Data is often encoded, distributed, and stored in data files. To access the content of these files, it is necessary to parse their structure. For some formats, file structure is well defined with strict standards: JSON, XML, etc..
For others, such as CSV and CSV-like files, structure is more loosely defined and it is often the result of custom decisions and ad-hoc adaptation to the RFC standard to fit a given use case. Therefore, users are often required to know the structure beforehand, for example to parse delimiters and quotation characters, remove possible comment or metadata lines, extract multiple tables etc. etc.
These tasks are all necessary steps required at the syntactical level, preparing the data file in order to properly loading its content and perform semantic tasks, whether further cleaning or downstream tasks.

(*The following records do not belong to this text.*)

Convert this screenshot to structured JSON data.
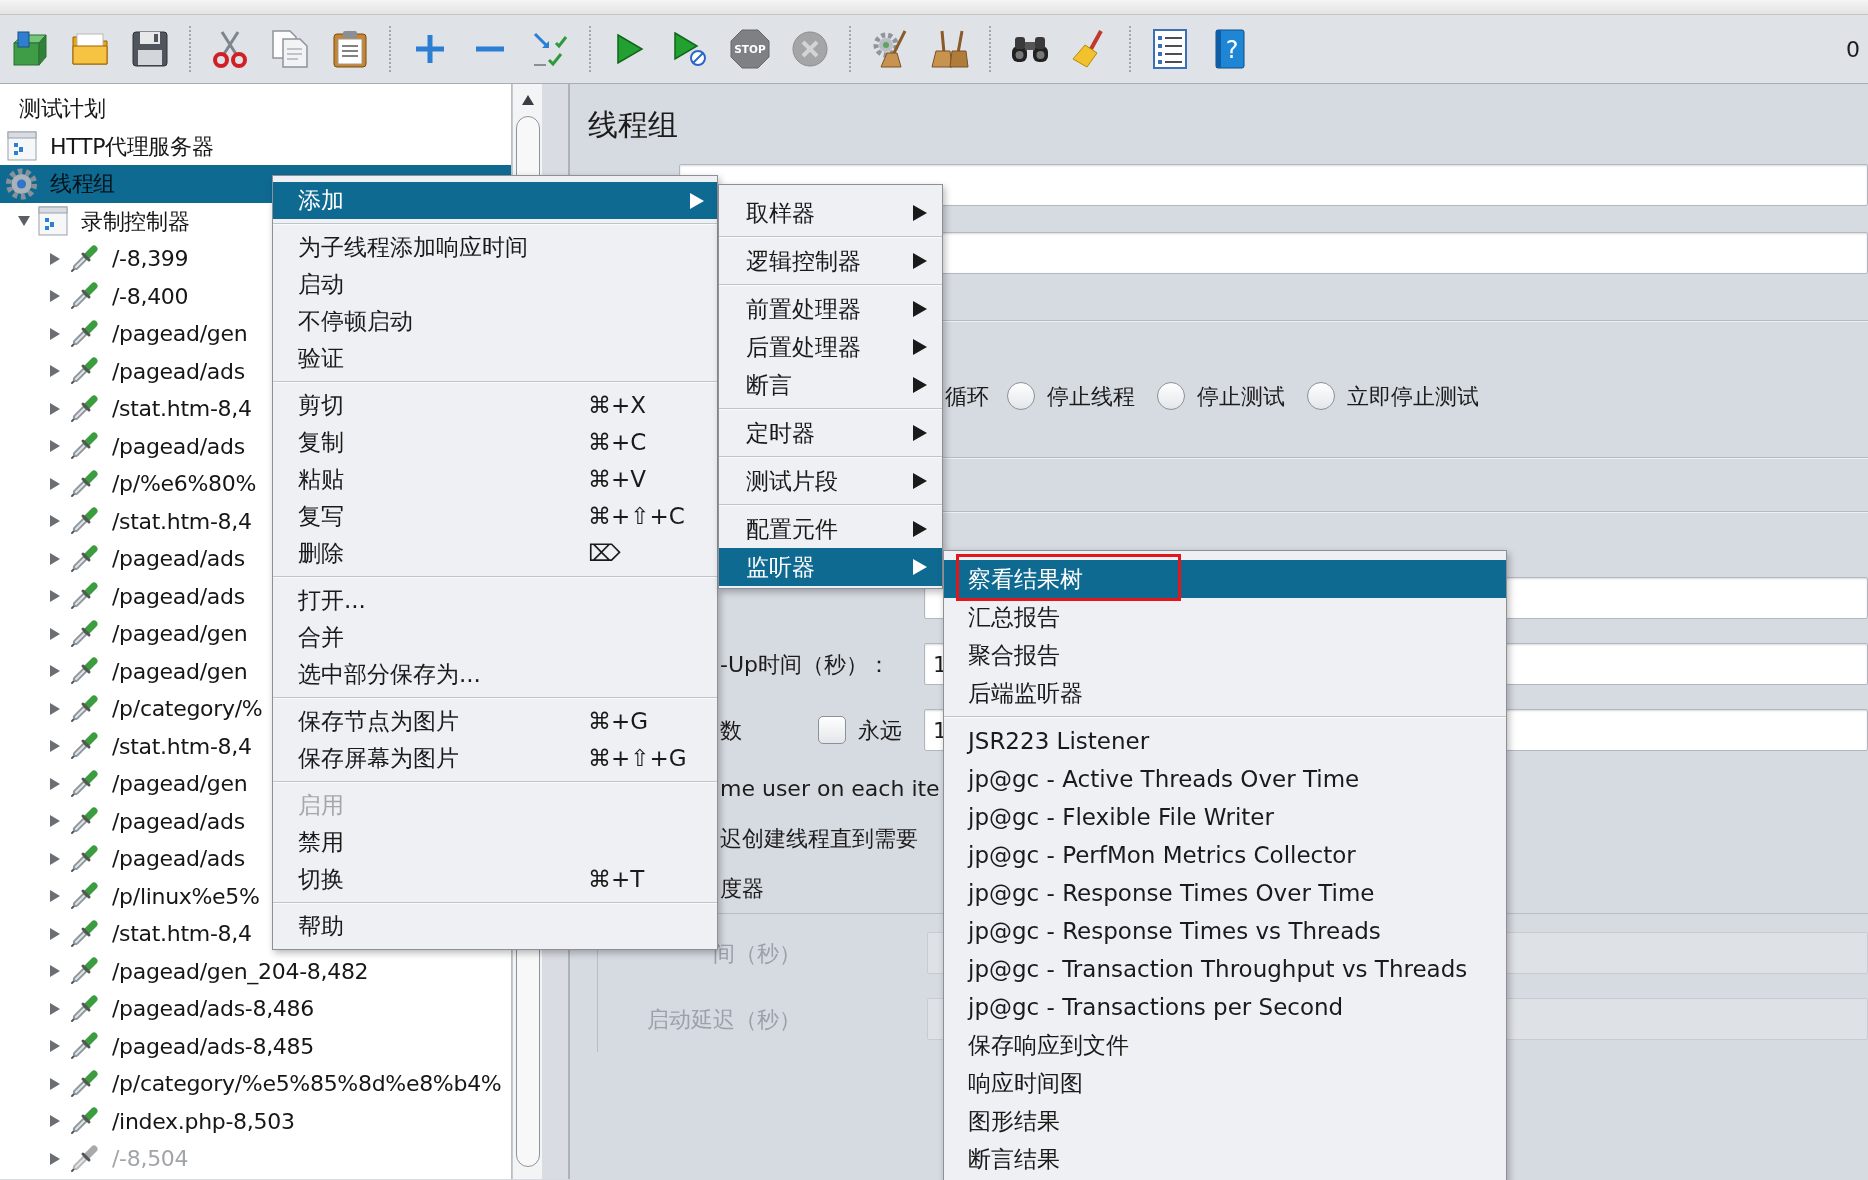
{
  "toolbar": {
    "groups": [
      [
        {
          "kind": "templates",
          "disabled": false
        },
        {
          "kind": "open",
          "disabled": false
        },
        {
          "kind": "save",
          "disabled": false
        }
      ],
      [
        {
          "kind": "cut",
          "disabled": false
        },
        {
          "kind": "copy",
          "disabled": false
        },
        {
          "kind": "paste",
          "disabled": false
        }
      ],
      [
        {
          "kind": "expand",
          "disabled": false
        },
        {
          "kind": "collapse",
          "disabled": false
        },
        {
          "kind": "toggle",
          "disabled": false
        }
      ],
      [
        {
          "kind": "start",
          "disabled": false
        },
        {
          "kind": "start_no_pauses",
          "disabled": false
        },
        {
          "kind": "stop",
          "text": "STOP",
          "disabled": true
        },
        {
          "kind": "shutdown",
          "disabled": true
        }
      ],
      [
        {
          "kind": "clear",
          "disabled": false
        },
        {
          "kind": "clear_all",
          "disabled": false
        }
      ],
      [
        {
          "kind": "search",
          "disabled": false
        },
        {
          "kind": "reset_search",
          "disabled": false
        }
      ],
      [
        {
          "kind": "function_helper",
          "disabled": false
        },
        {
          "kind": "help",
          "text": "?",
          "disabled": false
        }
      ]
    ],
    "timer": "0"
  },
  "tree": {
    "nodes": [
      {
        "label": "测试计划",
        "selected": false,
        "children": [
          {
            "label": "HTTP代理服务器",
            "kind": "proxy",
            "selected": false
          },
          {
            "label": "线程组",
            "kind": "thread_group",
            "selected": true,
            "children": [
              {
                "label": "录制控制器",
                "kind": "controller",
                "selected": false,
                "expanded": true,
                "children": [
                  {
                    "label": "/-8,399",
                    "kind": "sampler",
                    "selected": false,
                    "expanded": false,
                    "disabled": false
                  },
                  {
                    "label": "/-8,400",
                    "kind": "sampler",
                    "selected": false,
                    "expanded": false,
                    "disabled": false
                  },
                  {
                    "label": "/pagead/gen",
                    "kind": "sampler",
                    "selected": false,
                    "expanded": false,
                    "disabled": false
                  },
                  {
                    "label": "/pagead/ads",
                    "kind": "sampler",
                    "selected": false,
                    "expanded": false,
                    "disabled": false
                  },
                  {
                    "label": "/stat.htm-8,4",
                    "kind": "sampler",
                    "selected": false,
                    "expanded": false,
                    "disabled": false
                  },
                  {
                    "label": "/pagead/ads",
                    "kind": "sampler",
                    "selected": false,
                    "expanded": false,
                    "disabled": false
                  },
                  {
                    "label": "/p/%e6%80%",
                    "kind": "sampler",
                    "selected": false,
                    "expanded": false,
                    "disabled": false
                  },
                  {
                    "label": "/stat.htm-8,4",
                    "kind": "sampler",
                    "selected": false,
                    "expanded": false,
                    "disabled": false
                  },
                  {
                    "label": "/pagead/ads",
                    "kind": "sampler",
                    "selected": false,
                    "expanded": false,
                    "disabled": false
                  },
                  {
                    "label": "/pagead/ads",
                    "kind": "sampler",
                    "selected": false,
                    "expanded": false,
                    "disabled": false
                  },
                  {
                    "label": "/pagead/gen",
                    "kind": "sampler",
                    "selected": false,
                    "expanded": false,
                    "disabled": false
                  },
                  {
                    "label": "/pagead/gen",
                    "kind": "sampler",
                    "selected": false,
                    "expanded": false,
                    "disabled": false
                  },
                  {
                    "label": "/p/category/%",
                    "kind": "sampler",
                    "selected": false,
                    "expanded": false,
                    "disabled": false
                  },
                  {
                    "label": "/stat.htm-8,4",
                    "kind": "sampler",
                    "selected": false,
                    "expanded": false,
                    "disabled": false
                  },
                  {
                    "label": "/pagead/gen",
                    "kind": "sampler",
                    "selected": false,
                    "expanded": false,
                    "disabled": false
                  },
                  {
                    "label": "/pagead/ads",
                    "kind": "sampler",
                    "selected": false,
                    "expanded": false,
                    "disabled": false
                  },
                  {
                    "label": "/pagead/ads",
                    "kind": "sampler",
                    "selected": false,
                    "expanded": false,
                    "disabled": false
                  },
                  {
                    "label": "/p/linux%e5%",
                    "kind": "sampler",
                    "selected": false,
                    "expanded": false,
                    "disabled": false
                  },
                  {
                    "label": "/stat.htm-8,4",
                    "kind": "sampler",
                    "selected": false,
                    "expanded": false,
                    "disabled": false
                  },
                  {
                    "label": "/pagead/gen_204-8,482",
                    "kind": "sampler",
                    "selected": false,
                    "expanded": false,
                    "disabled": false
                  },
                  {
                    "label": "/pagead/ads-8,486",
                    "kind": "sampler",
                    "selected": false,
                    "expanded": false,
                    "disabled": false
                  },
                  {
                    "label": "/pagead/ads-8,485",
                    "kind": "sampler",
                    "selected": false,
                    "expanded": false,
                    "disabled": false
                  },
                  {
                    "label": "/p/category/%e5%85%8d%e8%b4%",
                    "kind": "sampler",
                    "selected": false,
                    "expanded": false,
                    "disabled": false
                  },
                  {
                    "label": "/index.php-8,503",
                    "kind": "sampler",
                    "selected": false,
                    "expanded": false,
                    "disabled": false
                  },
                  {
                    "label": "/-8,504",
                    "kind": "sampler",
                    "selected": false,
                    "expanded": false,
                    "disabled": true
                  }
                ]
              }
            ]
          }
        ]
      }
    ]
  },
  "panel": {
    "title": "线程组",
    "error_action": {
      "label_tail": "循环",
      "options": [
        {
          "label": "停止线程",
          "selected": false
        },
        {
          "label": "停止测试",
          "selected": false
        },
        {
          "label": "立即停止测试",
          "selected": false
        }
      ]
    },
    "rows": [
      {
        "kind": "field",
        "disabled": false
      },
      {
        "kind": "labeled_field",
        "label": "-Up时间（秒）：",
        "value": "1",
        "disabled": false
      },
      {
        "kind": "loop",
        "label": "数",
        "checkbox": {
          "label": "永远",
          "checked": false
        },
        "value": "1",
        "disabled": false
      },
      {
        "kind": "text",
        "label": "me user on each ite",
        "disabled": false
      },
      {
        "kind": "text",
        "label": "迟创建线程直到需要",
        "disabled": false
      },
      {
        "kind": "text",
        "label": "度器",
        "disabled": false
      },
      {
        "kind": "scheduler_field",
        "label": "间（秒）",
        "disabled": true
      },
      {
        "kind": "scheduler_field",
        "label": "启动延迟（秒）",
        "disabled": true
      }
    ]
  },
  "context_menu": {
    "groups": [
      [
        {
          "label": "添加",
          "highlighted": true,
          "disabled": false,
          "submenu": true
        }
      ],
      [
        {
          "label": "为子线程添加响应时间",
          "highlighted": false,
          "disabled": false,
          "submenu": false
        },
        {
          "label": "启动",
          "highlighted": false,
          "disabled": false,
          "submenu": false
        },
        {
          "label": "不停顿启动",
          "highlighted": false,
          "disabled": false,
          "submenu": false
        },
        {
          "label": "验证",
          "highlighted": false,
          "disabled": false,
          "submenu": false
        }
      ],
      [
        {
          "label": "剪切",
          "shortcut": "⌘+X",
          "highlighted": false,
          "disabled": false,
          "submenu": false
        },
        {
          "label": "复制",
          "shortcut": "⌘+C",
          "highlighted": false,
          "disabled": false,
          "submenu": false
        },
        {
          "label": "粘贴",
          "shortcut": "⌘+V",
          "highlighted": false,
          "disabled": false,
          "submenu": false
        },
        {
          "label": "复写",
          "shortcut": "⌘+⇧+C",
          "highlighted": false,
          "disabled": false,
          "submenu": false
        },
        {
          "label": "删除",
          "shortcut": "⌦",
          "highlighted": false,
          "disabled": false,
          "submenu": false
        }
      ],
      [
        {
          "label": "打开...",
          "highlighted": false,
          "disabled": false,
          "submenu": false
        },
        {
          "label": "合并",
          "highlighted": false,
          "disabled": false,
          "submenu": false
        },
        {
          "label": "选中部分保存为...",
          "highlighted": false,
          "disabled": false,
          "submenu": false
        }
      ],
      [
        {
          "label": "保存节点为图片",
          "shortcut": "⌘+G",
          "highlighted": false,
          "disabled": false,
          "submenu": false
        },
        {
          "label": "保存屏幕为图片",
          "shortcut": "⌘+⇧+G",
          "highlighted": false,
          "disabled": false,
          "submenu": false
        }
      ],
      [
        {
          "label": "启用",
          "highlighted": false,
          "disabled": true,
          "submenu": false
        },
        {
          "label": "禁用",
          "highlighted": false,
          "disabled": false,
          "submenu": false
        },
        {
          "label": "切换",
          "shortcut": "⌘+T",
          "highlighted": false,
          "disabled": false,
          "submenu": false
        }
      ],
      [
        {
          "label": "帮助",
          "highlighted": false,
          "disabled": false,
          "submenu": false
        }
      ]
    ]
  },
  "add_submenu": {
    "groups": [
      [
        {
          "label": "取样器",
          "highlighted": false,
          "submenu": true
        }
      ],
      [
        {
          "label": "逻辑控制器",
          "highlighted": false,
          "submenu": true
        }
      ],
      [
        {
          "label": "前置处理器",
          "highlighted": false,
          "submenu": true
        },
        {
          "label": "后置处理器",
          "highlighted": false,
          "submenu": true
        },
        {
          "label": "断言",
          "highlighted": false,
          "submenu": true
        }
      ],
      [
        {
          "label": "定时器",
          "highlighted": false,
          "submenu": true
        }
      ],
      [
        {
          "label": "测试片段",
          "highlighted": false,
          "submenu": true
        }
      ],
      [
        {
          "label": "配置元件",
          "highlighted": false,
          "submenu": true
        },
        {
          "label": "监听器",
          "highlighted": true,
          "submenu": true
        }
      ]
    ]
  },
  "listener_submenu": {
    "groups": [
      [
        {
          "label": "察看结果树",
          "highlighted": true,
          "annotated": true
        },
        {
          "label": "汇总报告",
          "highlighted": false,
          "annotated": false
        },
        {
          "label": "聚合报告",
          "highlighted": false,
          "annotated": false
        },
        {
          "label": "后端监听器",
          "highlighted": false,
          "annotated": false
        }
      ],
      [
        {
          "label": "JSR223 Listener",
          "highlighted": false,
          "annotated": false
        },
        {
          "label": "jp@gc - Active Threads Over Time",
          "highlighted": false,
          "annotated": false
        },
        {
          "label": "jp@gc - Flexible File Writer",
          "highlighted": false,
          "annotated": false
        },
        {
          "label": "jp@gc - PerfMon Metrics Collector",
          "highlighted": false,
          "annotated": false
        },
        {
          "label": "jp@gc - Response Times Over Time",
          "highlighted": false,
          "annotated": false
        },
        {
          "label": "jp@gc - Response Times vs Threads",
          "highlighted": false,
          "annotated": false
        },
        {
          "label": "jp@gc - Transaction Throughput vs Threads",
          "highlighted": false,
          "annotated": false
        },
        {
          "label": "jp@gc - Transactions per Second",
          "highlighted": false,
          "annotated": false
        },
        {
          "label": "保存响应到文件",
          "highlighted": false,
          "annotated": false
        },
        {
          "label": "响应时间图",
          "highlighted": false,
          "annotated": false
        },
        {
          "label": "图形结果",
          "highlighted": false,
          "annotated": false
        },
        {
          "label": "断言结果",
          "highlighted": false,
          "annotated": false
        }
      ]
    ]
  }
}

Currently, structural data preparation is the elephant in the room. Every data practictioner has to deal with stuctural issues, yet little attention is devoted to making these efforts systematic, documented, or reproducible.
As a foundational step towards systematic data preparation, we envision an unamiguous representation for the structure of files, that could be used to automate different structural tasks, to assess the level of preparation necessary in order to load a given dataset, or as metadata for structural indexing of data files.
To serve these purposes we propose MaGRiTTE: an Machine Generated Representation of Tabular files using Transformer Encodings.